Since the ordeal began last January, 3,100 messages have been left for Taylor. The most touching words, though, are penned by his mother.
"His threshold for frustration, pain, annoying siblings, etc. is quite small," Melissa writes to readers in a holiday greeting. "But I remember what it was like doing the long runs of steroids and I rejoice in such minor inconveniences."
She adds: "In a bizarre way, I miss the intensity of the early days after diagnosis, when I needed nothing but my Bible and my husband and family. Nothing crowded out prayer time and Bible study. There was no room for petty arguments. Every conversation dripped with significance. Watching a sitcom would have seemed ridiculous. For that brief season, the "fat" was trimmed out of our lives and what was left, was awesome."

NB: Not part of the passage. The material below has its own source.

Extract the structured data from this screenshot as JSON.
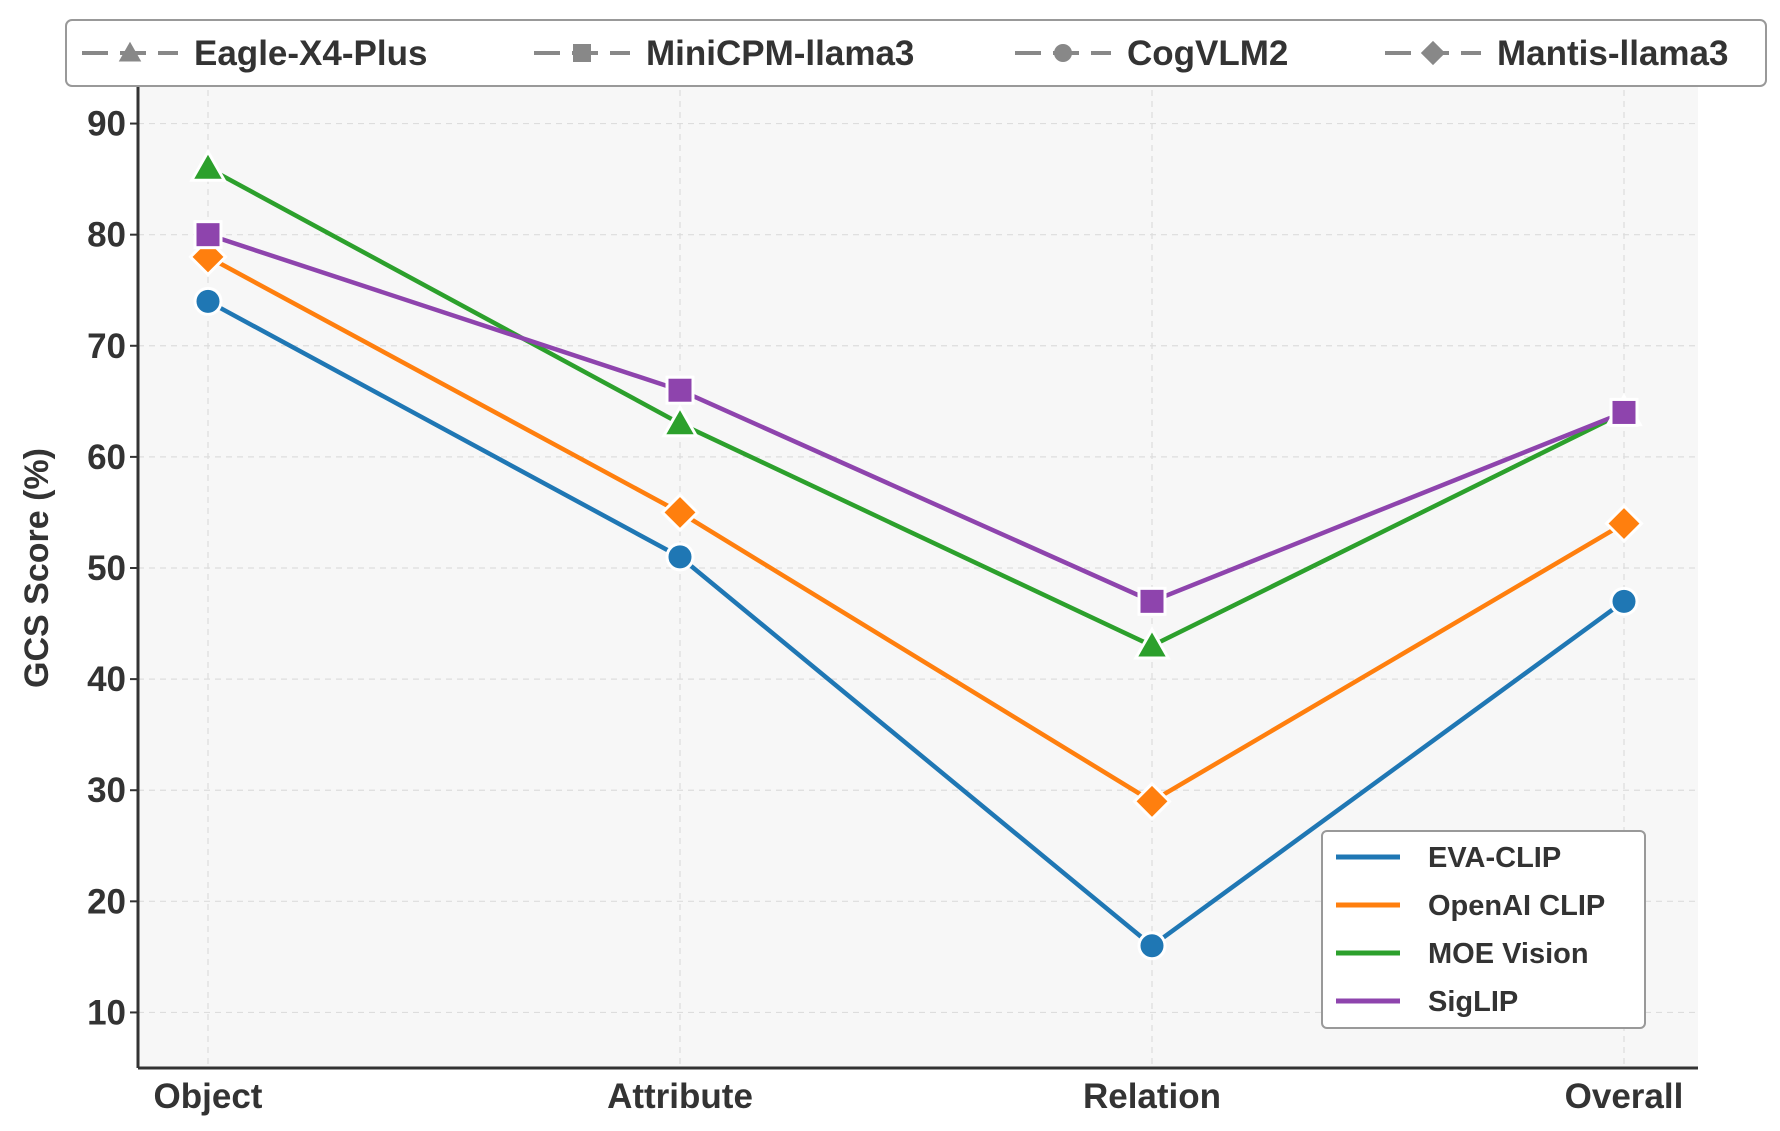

Along the path of Taylor's recovery, the Gibbses met other families whose children were suffering from one form of cancer or another -- including the family of an 11-year-old boy named Nate, who passed away earlier this year.
"We're in there, and there were kids that don't make it," J.D. said. "Your faith keeps you going but it doesn't give you relief from the real world."
Gibbs, who had met Nate and many other ill children, said Taylor's ordeal made "Pat and I realize all the kids who don't get the care he did. It made us want to do something more about it. Every time I see Taylor, I think that."
Gibbs paused, adding, "It's hard to believe a little 3-year-old can be an inspiration, but he has been to us."
To those praying for her son, Melissa writes: "Enjoy your holiday and count your blessings. Rejoice with those who rejoice and mourn with those who mourn. I have seen death this year like never before and many grieving parents need our prayers. Most prayed just as fervently as we did for our son, and yet they have an empty chair at the table."
"Taylor is alive now, not because our prayers were better or because God loves him more, but because that was His unexplainable, mysterious, sovereign will."